We journal editor types are notorious for coming up with themes that link, sometimes abstrusely, the articles in any given volume. For this volume, however, there is no need to stretch. One word expresses the common element that runs through all four articles: understanding. So simple on the surface, yet so complex when one digs down deep. Indeed, the authors of the four articles within have dug deep to enlighten us about understanding and advising.

In “Focusing on the Future,” Dr. Angela M. Bowlus examines the reinstatement process, a source of anguish for students who have been academically dismissed and who must write appeals for reinstatement. Have you been in the shoes of administrators who have had to read and judge the merit of such appeals? If so, you know it is a process fraught with anguish. How shall such administrators come to empathize with the life that the student seeking reinstatement has led? How shall that student, with their future seemingly hinging on what they write, craft a narrative that constitutes an apologia pro vita sua?; not an apology in the sense of “seeking forgiveness,” as the Latin phrase suggests, but rather an apologia, “a giving an account of oneself.” Bowlus suggests that narrative theory can aid administrators and advisors in helping students shift their focus from an unhappy story—focusing on past trauma too much—to one characterized by success. Bowlus examines the concept of the “Student’s Journey” (modeled we assume on Joseph Campbell’s notion of the Hero’s Journey) where students describe how they have successfully battled their own dragons and how, now redeemed, they plan to return to their studies. During this stressful time, when academic futures are on the line, Bowlus urges administrators and advisors to work with students so that “the reinstatement process is less an apology or explanation of failure and more the story of a student’s transformation and redemption.”

Dr. Craig M. McGill, in “Sources, Obstacles, and Opportunities for Primary-Role Advisor Professional Development,” might not use the word “understanding” but it is certainly implied. He draws a clear distinction between training and professional development. Advisor training is normally geared toward helping advisors with more concrete issues, such as the day-to-day dilemmas that students face. Professional development, however, is a meta-concept.
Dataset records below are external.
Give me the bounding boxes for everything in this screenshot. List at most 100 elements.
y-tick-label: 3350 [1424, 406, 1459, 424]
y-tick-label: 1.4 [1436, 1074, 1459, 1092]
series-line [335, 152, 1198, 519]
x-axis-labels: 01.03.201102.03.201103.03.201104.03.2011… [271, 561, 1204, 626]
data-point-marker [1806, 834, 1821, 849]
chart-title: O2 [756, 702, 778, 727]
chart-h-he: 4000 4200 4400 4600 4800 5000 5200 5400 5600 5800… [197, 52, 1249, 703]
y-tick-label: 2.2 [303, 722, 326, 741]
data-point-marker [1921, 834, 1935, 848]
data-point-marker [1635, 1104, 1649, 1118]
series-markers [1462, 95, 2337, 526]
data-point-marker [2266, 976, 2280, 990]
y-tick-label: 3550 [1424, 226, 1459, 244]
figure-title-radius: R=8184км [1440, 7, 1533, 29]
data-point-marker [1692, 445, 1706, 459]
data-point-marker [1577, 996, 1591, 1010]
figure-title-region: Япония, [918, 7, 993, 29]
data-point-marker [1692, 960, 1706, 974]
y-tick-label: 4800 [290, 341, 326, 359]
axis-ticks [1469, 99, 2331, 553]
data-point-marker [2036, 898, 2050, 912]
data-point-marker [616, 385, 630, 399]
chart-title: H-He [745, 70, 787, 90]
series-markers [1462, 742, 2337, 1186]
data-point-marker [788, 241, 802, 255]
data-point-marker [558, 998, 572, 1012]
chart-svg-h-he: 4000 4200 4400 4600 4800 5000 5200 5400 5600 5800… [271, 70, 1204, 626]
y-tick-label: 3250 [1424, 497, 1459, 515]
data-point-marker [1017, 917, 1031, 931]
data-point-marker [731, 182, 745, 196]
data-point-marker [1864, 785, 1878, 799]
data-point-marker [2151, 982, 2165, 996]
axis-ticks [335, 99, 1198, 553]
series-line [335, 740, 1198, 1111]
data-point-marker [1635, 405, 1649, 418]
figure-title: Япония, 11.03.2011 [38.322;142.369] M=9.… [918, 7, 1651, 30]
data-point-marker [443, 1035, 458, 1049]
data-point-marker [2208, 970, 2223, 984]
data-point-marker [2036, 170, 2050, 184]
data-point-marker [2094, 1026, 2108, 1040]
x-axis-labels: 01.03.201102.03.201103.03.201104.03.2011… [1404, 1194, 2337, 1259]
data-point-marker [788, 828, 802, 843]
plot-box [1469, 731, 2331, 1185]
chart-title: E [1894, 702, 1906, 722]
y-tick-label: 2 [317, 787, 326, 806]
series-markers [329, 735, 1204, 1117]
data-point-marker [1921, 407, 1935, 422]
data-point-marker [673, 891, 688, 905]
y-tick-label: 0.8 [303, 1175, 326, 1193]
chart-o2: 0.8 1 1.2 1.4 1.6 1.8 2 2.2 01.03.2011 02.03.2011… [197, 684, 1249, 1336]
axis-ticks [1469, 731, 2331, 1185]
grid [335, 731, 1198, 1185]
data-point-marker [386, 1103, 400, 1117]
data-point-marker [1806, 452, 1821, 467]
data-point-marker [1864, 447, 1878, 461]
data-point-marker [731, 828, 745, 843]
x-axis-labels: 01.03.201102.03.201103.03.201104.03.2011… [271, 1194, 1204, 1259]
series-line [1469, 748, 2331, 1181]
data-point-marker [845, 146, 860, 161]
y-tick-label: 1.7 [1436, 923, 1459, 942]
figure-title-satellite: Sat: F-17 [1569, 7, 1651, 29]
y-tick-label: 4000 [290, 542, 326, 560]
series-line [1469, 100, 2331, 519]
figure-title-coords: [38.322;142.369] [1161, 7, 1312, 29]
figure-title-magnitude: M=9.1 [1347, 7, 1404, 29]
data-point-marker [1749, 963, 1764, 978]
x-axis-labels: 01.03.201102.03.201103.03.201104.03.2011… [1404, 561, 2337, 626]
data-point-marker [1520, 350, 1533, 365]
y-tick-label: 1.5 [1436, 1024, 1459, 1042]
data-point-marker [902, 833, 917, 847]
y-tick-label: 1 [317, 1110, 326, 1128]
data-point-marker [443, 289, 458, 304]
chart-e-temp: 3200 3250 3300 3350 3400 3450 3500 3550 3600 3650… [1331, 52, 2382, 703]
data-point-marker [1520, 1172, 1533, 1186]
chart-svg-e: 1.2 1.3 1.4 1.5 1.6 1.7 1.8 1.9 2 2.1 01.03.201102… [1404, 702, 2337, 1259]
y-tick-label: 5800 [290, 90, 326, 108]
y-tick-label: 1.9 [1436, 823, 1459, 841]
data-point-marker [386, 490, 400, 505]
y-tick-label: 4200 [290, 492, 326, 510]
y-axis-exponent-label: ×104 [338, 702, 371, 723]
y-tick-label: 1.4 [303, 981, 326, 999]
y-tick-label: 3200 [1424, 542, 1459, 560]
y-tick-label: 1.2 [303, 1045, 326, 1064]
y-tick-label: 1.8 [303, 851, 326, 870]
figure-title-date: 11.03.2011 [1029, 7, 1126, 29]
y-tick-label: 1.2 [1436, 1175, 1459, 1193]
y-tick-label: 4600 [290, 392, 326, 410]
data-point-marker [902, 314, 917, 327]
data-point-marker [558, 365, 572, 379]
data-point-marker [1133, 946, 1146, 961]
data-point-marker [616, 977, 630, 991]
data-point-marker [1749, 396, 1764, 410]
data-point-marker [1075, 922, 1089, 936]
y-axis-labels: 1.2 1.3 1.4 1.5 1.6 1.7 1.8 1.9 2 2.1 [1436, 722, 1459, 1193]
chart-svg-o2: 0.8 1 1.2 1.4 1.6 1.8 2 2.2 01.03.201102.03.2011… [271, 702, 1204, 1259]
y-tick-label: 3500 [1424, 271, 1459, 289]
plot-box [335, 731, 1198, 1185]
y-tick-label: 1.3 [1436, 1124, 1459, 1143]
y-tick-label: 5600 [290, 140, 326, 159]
McGill examines the latter through the words of seventeen NACADA leaders and advising administrators who, in general, mourn the difficulty of pursuing longer term goals when faced with daily difficulties. Three themes emerge from McGill’s interviews. First, that professional associations play critical roles in supporting true professional development (that is, going beyond mere training). Second, that numerous financial and structural barriers continue to hinder professional development. Third, there is a shortage for advisors—not just regarding finances, but regarding advisor recognition and support. McGill, in summarizing interviewees’ statements, recommends that advising leaders advocate more for advisors and for adequate funding.

How shall advisors support students with mental health challenges? That is the question Dr. Shantalea Johns asks in, “Exploring Faculty and Academic Advisors’ Experiences Supporting College Students with Mental Health Challenges.” This study utilizes the Theory of Planned Behavior to examine how advisors approach supporting students with mental health concerns. Dr. Johns looks closely at participant perspectives, meaning-making, and sense-making. In other words, they ask, “How shall we understand advisors’ understanding of students with mental health concerns?” Johns concludes that, “Understanding the significant impact of untreated mental health concerns on college students is crucial for the work we do as advisors.” We agree.

Finally, we are very pleased to present the work of Dr. Yisi Zhan and Wuriyeti Litip, both from Tsinghua University. Their article, “The Professionalization of Academic Advising in China: From the Perspective of Cultural Diversity” examines the relatively recent rise of professional advisors in China. It was not until 2017 that the Academic Advising Branch of the Beijing Association of Higher Education was created with three objectives in mind: Improve the scientific nature and accuracy of advising research, enhance ideological and political education, and provide practitioners with systematic training. This approach caught on quickly in China; only two years later the focus shifted from Beijing to a National Symposium on Academic Advising in Higher Education. We are honored that the authors have chosen to tell this story—to provide us with understanding, if you will—to those of us less familiar with how advising is conducted outside of our comfort zones. This paper focuses on what makes the professionalization of academic advising in China unique to that culture. Such professionalization, as Zhan and Litip propose, involves social values orientation and government recognition.

Understanding academic advising in China, understanding advisors’ perspectives on students’ mental health challenges, understanding how professional development represents a loftier (yet often passed over) concept of academic advising, and understanding how narrative theory should be regarded as an indispensable part of the reinstatement process: these important and diverse perspectives on understanding are what you will find herein.